This blog post is about the Viruscraft world, how we came up with the idea and populated it with host species.
This is a screenshot of the current 'alpha version' of viruscraft we tested with the custom tangible interface (more on that soon) during the second game testing workshop. You can read Amber's report on this workshop here. It took a while to develop this planet, we started with a more conventional system:
his was a planet modelled in blender, the idea being to create islands and regions for different host species to live. We automatically made zones for different species to live (sea and land mainly but also higher terrain is possible) and then populated this with host organisms. There are two problems with this approach, one is that it's a static model - we could have a set of variations on planets but e can't change the terrain. One of the initial obvious references we talked about to the Wellcome Trust was Minecraft - which allows players to modify a procedurally generated terrain. Another problem with this is that if we look at our initial mood board for the project, where we collect artistic references:
There are lots of interesting ideas here, including perhaps using geomtric virus shapes in an interesting way. There is a problem I've seen on many games projects where if there isn't a strong artistic style at the start, a more photorealistic logic takes over and pushes things into less and less interesting territory. So we decided to try something a little stranger and more interesting - could we create worlds built from triangular sections of terrain in the same was as viruses are created from triangular proteins?
There is also a distinct advantage to a procedural technique we can do with modular world building because the shape of the land affects how viruses spread - the number and physical location of population clusters has a big affect on how difficult it is, as a virus - to spread and become successful. The more dynamic and controllable we can make the world, the more interesting the game will be.
We chose a shape called a 'Pentakis icosidodecahedron' - basically an 80 sided sphere built from triangles. One mistake I made with this was to not read the mathematical fine print - it took quite a lot of swearing before I figured out that it's not regular, some of the triangles are equilaterals and others are isosceles. This means we have to squash and stretch the components to fit precisely, otherwise there are gaps between them.
Once we can arrange the triangles in the right places we need to make sure the terrain edges match up. It turns out there are 8 possible arrangements - from all sea, all land to the 6 varieties of crossings that can occur between the edges of the triangles:
We can also control the probability of a triangle of containing land, and use a slider as a sea level setting. Roughly speaking, the more unified the planet - the less, bigger populations possible and the easier it is for your virus to spread. The more fragmented and diverse the populations, the harder it is.
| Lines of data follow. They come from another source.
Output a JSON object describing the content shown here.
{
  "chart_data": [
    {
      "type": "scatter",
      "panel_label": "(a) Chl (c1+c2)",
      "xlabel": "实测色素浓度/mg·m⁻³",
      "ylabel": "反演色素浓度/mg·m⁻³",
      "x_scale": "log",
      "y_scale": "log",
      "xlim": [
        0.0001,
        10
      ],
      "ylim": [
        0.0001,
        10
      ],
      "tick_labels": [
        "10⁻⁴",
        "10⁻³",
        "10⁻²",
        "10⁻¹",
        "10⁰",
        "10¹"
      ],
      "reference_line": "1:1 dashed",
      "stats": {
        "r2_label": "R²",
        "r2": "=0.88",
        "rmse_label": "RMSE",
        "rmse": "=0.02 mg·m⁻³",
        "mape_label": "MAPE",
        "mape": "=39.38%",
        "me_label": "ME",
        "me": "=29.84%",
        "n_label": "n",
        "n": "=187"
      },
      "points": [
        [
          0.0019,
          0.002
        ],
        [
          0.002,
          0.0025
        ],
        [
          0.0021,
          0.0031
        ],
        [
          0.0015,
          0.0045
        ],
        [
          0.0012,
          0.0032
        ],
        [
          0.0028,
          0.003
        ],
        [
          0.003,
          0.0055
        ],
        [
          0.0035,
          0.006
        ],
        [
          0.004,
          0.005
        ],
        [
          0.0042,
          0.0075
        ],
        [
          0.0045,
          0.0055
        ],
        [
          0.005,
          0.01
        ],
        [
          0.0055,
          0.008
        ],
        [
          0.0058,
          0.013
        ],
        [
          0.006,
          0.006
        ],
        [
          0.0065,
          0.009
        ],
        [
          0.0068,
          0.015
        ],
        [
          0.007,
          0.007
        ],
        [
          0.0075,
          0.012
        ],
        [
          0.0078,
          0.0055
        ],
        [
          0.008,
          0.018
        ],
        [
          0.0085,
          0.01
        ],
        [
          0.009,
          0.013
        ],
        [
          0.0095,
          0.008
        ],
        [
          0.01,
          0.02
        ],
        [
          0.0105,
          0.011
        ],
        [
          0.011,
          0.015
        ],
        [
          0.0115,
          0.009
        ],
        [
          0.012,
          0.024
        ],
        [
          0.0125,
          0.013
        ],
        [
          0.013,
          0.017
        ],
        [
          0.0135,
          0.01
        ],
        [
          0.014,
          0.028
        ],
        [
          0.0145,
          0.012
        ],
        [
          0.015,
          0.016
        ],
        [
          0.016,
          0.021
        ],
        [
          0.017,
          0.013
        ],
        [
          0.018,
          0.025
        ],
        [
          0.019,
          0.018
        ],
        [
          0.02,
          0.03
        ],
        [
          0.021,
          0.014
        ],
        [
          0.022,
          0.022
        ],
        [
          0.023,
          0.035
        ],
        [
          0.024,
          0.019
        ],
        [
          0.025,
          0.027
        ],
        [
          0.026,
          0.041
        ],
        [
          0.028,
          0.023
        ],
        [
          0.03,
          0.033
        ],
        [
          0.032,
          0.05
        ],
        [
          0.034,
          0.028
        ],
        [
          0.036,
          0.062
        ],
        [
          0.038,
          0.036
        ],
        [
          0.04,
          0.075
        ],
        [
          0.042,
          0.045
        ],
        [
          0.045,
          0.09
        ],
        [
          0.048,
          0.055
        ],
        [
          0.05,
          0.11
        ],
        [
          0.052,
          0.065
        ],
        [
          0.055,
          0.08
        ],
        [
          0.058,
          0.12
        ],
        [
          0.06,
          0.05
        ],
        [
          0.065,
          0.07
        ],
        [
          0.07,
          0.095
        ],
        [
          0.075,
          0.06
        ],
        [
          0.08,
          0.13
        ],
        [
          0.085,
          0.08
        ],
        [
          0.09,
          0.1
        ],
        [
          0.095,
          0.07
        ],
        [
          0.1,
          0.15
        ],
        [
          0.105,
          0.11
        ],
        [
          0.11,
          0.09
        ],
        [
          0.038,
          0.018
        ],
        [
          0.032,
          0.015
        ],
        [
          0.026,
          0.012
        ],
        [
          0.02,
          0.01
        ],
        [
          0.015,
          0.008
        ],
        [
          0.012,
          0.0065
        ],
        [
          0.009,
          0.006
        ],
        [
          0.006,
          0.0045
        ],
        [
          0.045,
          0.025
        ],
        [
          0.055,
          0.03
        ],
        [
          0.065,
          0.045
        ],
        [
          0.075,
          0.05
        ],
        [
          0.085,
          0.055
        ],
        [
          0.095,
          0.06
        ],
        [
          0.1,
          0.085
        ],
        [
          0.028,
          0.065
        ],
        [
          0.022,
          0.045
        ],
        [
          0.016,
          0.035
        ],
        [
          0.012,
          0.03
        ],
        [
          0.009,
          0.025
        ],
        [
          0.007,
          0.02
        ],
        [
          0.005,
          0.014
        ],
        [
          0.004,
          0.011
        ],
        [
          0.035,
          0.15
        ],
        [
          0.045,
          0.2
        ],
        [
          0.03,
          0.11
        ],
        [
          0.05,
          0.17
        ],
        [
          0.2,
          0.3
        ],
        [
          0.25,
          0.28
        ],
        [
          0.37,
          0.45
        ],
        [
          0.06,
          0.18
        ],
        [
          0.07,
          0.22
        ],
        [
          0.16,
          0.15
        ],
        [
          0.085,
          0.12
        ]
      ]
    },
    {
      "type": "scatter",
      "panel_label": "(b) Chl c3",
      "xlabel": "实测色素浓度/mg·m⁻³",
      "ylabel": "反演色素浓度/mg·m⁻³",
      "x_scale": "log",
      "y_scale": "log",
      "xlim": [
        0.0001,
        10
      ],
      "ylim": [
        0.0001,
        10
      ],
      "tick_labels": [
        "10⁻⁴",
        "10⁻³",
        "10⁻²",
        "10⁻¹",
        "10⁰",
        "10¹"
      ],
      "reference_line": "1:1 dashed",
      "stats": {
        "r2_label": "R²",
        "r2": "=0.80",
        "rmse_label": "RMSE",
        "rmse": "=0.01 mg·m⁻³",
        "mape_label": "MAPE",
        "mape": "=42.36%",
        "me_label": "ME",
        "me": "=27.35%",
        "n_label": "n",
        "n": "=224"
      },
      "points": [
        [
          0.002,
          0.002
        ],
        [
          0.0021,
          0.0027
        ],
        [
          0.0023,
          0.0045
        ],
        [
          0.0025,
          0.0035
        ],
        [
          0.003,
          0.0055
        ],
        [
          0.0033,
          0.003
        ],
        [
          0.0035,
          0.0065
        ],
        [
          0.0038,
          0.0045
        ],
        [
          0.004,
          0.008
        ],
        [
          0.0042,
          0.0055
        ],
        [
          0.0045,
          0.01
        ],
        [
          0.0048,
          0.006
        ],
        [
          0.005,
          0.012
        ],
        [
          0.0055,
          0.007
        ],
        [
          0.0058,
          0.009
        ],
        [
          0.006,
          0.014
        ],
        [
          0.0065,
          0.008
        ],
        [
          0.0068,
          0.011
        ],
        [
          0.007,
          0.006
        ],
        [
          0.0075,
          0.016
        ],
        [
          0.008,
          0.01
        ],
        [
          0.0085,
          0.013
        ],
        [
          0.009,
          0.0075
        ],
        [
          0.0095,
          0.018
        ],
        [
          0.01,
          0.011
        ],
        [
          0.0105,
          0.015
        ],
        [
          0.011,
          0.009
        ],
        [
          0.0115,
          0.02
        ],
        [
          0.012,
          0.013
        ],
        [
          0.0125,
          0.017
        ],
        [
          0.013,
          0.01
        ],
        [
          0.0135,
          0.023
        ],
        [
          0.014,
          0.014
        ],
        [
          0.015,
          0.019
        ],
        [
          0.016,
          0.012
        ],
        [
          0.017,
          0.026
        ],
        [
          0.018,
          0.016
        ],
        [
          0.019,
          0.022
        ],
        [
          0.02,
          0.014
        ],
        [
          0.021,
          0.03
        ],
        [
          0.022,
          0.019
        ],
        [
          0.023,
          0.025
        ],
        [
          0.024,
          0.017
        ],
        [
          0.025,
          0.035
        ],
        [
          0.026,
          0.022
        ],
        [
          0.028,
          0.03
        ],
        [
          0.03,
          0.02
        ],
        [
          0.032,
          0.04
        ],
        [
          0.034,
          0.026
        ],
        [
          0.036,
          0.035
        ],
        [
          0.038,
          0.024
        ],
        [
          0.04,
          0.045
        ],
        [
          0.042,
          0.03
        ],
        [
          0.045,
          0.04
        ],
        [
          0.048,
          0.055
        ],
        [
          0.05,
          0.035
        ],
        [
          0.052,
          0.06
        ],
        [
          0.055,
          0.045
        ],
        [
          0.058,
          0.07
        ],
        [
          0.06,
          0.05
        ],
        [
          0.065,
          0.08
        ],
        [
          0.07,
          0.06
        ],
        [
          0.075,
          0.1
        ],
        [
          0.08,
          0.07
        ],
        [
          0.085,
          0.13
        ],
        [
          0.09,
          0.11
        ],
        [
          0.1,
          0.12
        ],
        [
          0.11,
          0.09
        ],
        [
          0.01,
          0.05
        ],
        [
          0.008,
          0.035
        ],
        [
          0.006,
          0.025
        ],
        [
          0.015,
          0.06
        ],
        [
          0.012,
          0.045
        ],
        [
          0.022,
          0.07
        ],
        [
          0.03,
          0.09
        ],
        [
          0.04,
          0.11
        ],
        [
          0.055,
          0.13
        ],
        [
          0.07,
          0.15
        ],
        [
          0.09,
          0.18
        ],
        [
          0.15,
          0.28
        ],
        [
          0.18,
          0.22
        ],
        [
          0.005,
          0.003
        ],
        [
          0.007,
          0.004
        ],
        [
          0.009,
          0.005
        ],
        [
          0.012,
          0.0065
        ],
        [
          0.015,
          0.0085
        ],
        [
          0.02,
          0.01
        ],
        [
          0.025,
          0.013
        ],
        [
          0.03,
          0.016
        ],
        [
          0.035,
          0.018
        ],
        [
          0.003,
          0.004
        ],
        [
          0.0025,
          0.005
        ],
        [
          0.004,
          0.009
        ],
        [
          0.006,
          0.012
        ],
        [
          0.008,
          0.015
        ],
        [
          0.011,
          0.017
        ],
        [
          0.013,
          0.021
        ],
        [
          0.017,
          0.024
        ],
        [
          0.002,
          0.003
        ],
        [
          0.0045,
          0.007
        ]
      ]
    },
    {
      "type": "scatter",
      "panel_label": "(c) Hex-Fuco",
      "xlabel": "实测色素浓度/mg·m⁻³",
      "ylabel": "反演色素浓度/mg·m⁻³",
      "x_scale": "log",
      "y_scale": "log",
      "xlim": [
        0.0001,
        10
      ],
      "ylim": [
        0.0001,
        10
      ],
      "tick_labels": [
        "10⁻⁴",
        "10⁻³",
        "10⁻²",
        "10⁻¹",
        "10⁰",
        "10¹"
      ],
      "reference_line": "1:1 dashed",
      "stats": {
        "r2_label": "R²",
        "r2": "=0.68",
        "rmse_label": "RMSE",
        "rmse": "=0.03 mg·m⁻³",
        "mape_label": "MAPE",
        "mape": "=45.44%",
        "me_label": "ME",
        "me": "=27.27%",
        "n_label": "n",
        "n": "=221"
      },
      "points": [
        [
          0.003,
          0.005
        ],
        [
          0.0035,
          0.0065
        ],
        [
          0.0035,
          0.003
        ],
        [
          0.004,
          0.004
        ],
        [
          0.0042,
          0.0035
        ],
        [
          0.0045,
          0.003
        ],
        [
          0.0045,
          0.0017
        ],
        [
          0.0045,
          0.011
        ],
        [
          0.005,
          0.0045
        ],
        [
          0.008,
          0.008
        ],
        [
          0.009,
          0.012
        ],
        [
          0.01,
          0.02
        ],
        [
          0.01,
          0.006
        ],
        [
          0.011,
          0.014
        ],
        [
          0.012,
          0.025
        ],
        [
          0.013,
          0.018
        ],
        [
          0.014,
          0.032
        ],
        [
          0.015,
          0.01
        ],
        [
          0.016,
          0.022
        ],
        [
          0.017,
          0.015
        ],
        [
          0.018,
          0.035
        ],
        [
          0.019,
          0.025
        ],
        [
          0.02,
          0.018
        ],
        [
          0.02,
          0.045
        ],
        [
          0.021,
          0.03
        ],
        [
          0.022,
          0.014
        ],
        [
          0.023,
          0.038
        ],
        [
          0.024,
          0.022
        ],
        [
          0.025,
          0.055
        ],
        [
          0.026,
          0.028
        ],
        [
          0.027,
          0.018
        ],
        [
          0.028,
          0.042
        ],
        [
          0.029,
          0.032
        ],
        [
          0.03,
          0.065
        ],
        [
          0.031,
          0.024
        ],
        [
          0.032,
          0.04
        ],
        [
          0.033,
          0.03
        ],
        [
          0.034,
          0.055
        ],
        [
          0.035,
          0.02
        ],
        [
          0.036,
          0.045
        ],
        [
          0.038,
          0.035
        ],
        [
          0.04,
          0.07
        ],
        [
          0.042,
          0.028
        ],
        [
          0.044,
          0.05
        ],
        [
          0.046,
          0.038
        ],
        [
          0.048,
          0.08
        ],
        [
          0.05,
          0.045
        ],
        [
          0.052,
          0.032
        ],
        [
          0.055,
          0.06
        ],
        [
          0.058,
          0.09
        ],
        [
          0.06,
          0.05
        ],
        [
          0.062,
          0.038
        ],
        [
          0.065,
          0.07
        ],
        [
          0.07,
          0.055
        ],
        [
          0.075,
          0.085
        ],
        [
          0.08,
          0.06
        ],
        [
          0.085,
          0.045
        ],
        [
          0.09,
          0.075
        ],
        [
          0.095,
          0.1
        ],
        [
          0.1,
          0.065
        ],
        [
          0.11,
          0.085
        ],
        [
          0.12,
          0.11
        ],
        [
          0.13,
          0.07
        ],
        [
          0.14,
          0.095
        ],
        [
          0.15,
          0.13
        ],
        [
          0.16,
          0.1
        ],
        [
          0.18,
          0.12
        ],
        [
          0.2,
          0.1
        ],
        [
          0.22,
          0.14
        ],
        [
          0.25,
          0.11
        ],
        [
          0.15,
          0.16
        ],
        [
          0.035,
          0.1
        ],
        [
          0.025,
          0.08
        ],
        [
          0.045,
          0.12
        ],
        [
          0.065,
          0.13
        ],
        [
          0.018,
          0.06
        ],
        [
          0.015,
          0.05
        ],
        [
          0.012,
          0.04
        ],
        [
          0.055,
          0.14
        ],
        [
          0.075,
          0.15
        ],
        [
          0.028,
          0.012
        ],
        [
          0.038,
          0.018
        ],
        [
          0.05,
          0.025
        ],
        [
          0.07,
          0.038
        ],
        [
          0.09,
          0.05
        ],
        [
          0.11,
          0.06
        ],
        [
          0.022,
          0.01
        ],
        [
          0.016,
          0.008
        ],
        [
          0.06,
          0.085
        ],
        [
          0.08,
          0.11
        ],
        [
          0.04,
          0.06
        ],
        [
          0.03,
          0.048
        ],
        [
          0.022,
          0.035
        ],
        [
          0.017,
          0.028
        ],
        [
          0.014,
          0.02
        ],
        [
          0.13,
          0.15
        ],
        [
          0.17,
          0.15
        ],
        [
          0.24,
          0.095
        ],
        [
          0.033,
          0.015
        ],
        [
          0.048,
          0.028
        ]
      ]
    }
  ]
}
We'll be adding more controls here in the future, so you'll be able to customise your planet quite a bit more. We then made some animated low-poly host creatures to populate the planet. These have receptors for the virus that match the different shaped ligands - they breed and evolve to gain resistance to your virus over time.
In order to place them correctly on the right habitat we created some test 'flat worlds' to make sure everything was lined up correctly. It works by calculating barycentric coordinates in each triangle based on the particular terrain section, so we can generate a random location and check if its land or sea.
Another possibility is to have different themed planets, an ice world, urban planet, etc - perhaps rather than creating them you could explore a galaxy planet by planet. One important idea that came from the feedback would be to use the 'difficulty setting' that we've figured out from the terrain composition to provide tutorial levels that you could work through in increasing difficulty.